No silêncio de meu coração, confesso que a alegria de uma vitória é amarga. O brilho do ouro e a prata que exigimos como pagamento é ofuscado pelo brilho ausente nos olhos dos que subjugamos. A guerra, essa cruel necessidade, deixa suas marcas invisíveis, até mesmo no vencedor. Temi que a Dinamarca se despedaçasse, temo agora que a minha humanidade siga o mesmo caminho.

Receio pelo futuro, não só o meu, mas de todos aqueles que estão à mercê das minhas decisões. Há um fio delicado que liga a glória à tirania, e me pergunto se a posteridade se lembrará de minhas ações como salvação ou desgraça.

Enquanto a cidade arde em dívidas, angustio-me, secretamente, com o preço da prosperidade. Pergunto-me se o trono que desejo deixar para minha prole será construído sobre fundações sólidas ou se a cada pedra pesará o lamento de uma terra conquistada. E na quietude desta confissão silenciosa, busco a redenção de um rei que queria ser lembrado não por ter brandido a espada, mas por ter reconstruído um reino. Que assim seja, mesmo que o céu cinzento de Visby presencie hoje apenas a sombra da minha glória.

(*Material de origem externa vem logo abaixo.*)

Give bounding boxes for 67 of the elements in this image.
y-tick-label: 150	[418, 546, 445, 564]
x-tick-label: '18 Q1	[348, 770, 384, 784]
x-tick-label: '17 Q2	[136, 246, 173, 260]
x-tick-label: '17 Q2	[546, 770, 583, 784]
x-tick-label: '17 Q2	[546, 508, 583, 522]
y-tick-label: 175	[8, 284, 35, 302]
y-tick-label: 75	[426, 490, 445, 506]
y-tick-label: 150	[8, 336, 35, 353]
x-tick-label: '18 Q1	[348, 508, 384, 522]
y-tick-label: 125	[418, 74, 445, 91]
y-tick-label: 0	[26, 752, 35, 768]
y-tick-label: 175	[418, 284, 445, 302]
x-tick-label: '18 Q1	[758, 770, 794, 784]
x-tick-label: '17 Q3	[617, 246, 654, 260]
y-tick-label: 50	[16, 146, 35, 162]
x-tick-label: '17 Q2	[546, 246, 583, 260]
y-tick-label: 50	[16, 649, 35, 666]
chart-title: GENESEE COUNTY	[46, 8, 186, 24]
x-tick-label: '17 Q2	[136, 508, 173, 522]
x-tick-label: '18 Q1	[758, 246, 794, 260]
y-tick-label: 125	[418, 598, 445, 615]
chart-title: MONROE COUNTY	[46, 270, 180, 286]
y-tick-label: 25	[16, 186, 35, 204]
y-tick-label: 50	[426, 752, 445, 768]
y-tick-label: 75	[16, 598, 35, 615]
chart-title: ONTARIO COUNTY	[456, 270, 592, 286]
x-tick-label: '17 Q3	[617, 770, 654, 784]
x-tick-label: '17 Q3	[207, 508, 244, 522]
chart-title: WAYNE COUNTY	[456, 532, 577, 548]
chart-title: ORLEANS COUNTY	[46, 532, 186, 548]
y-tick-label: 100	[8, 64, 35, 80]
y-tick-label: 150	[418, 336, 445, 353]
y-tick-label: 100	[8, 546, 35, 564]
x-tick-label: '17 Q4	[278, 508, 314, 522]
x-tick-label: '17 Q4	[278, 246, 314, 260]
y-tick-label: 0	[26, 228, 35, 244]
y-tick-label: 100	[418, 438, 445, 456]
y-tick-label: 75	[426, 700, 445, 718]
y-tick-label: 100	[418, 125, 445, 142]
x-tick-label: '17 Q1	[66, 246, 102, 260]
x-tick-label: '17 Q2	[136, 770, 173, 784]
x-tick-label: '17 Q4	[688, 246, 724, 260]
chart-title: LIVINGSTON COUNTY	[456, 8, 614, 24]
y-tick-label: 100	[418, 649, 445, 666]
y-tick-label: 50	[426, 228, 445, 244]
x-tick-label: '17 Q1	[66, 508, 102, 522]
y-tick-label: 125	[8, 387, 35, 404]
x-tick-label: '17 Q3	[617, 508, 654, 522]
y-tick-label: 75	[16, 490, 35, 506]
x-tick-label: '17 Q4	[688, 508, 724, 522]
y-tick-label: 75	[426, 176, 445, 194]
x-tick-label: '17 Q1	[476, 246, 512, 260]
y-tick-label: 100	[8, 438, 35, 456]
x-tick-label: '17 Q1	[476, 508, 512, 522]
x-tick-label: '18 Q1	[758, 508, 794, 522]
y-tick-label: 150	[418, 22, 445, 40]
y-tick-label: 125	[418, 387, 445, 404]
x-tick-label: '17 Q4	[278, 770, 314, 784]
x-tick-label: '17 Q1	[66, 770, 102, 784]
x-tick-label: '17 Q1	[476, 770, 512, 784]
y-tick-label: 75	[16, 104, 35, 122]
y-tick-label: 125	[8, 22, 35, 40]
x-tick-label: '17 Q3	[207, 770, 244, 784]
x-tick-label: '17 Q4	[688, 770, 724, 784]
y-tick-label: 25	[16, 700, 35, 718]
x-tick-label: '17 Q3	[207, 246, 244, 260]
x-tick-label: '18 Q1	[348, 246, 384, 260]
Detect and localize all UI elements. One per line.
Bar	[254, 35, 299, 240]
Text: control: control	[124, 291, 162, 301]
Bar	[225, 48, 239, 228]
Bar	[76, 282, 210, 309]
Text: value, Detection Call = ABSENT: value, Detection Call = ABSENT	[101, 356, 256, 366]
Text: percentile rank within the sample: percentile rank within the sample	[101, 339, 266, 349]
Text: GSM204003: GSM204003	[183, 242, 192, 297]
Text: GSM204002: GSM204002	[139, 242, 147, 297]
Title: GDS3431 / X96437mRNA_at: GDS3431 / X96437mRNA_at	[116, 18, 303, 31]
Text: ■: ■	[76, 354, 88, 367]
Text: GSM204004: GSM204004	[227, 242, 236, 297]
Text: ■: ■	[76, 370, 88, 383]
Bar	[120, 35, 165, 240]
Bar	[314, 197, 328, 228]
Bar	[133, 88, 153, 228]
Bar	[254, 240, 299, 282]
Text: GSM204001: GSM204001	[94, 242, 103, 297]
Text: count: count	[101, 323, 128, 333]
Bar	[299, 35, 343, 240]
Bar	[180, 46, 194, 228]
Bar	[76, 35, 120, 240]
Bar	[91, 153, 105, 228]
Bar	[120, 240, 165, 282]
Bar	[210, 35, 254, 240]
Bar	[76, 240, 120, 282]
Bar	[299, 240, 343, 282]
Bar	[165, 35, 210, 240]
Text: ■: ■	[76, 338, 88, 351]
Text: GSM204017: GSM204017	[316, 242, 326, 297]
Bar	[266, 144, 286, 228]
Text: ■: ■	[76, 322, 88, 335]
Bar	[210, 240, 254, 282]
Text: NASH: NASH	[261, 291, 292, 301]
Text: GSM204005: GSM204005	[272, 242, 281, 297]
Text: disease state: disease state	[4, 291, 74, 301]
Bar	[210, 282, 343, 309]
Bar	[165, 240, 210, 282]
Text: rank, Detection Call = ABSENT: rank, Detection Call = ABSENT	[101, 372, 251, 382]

Impressionante. Quando se usa o LLM no chamado "método extrativo", para colher informações sobre o mundo exterior, a chance de alucionações e informações falsas é alta, não sendo recomendável fazê-lo. Nem proveitoso. Nem útil. Mas quando se fornecem informações, se dão diretrizes claras, e se pede a criação de algo novo, não a mera descrição de algo que está no mundo (e ele não tem acesso direto), o resultado pode ser incrível. O texto acima é exemplo.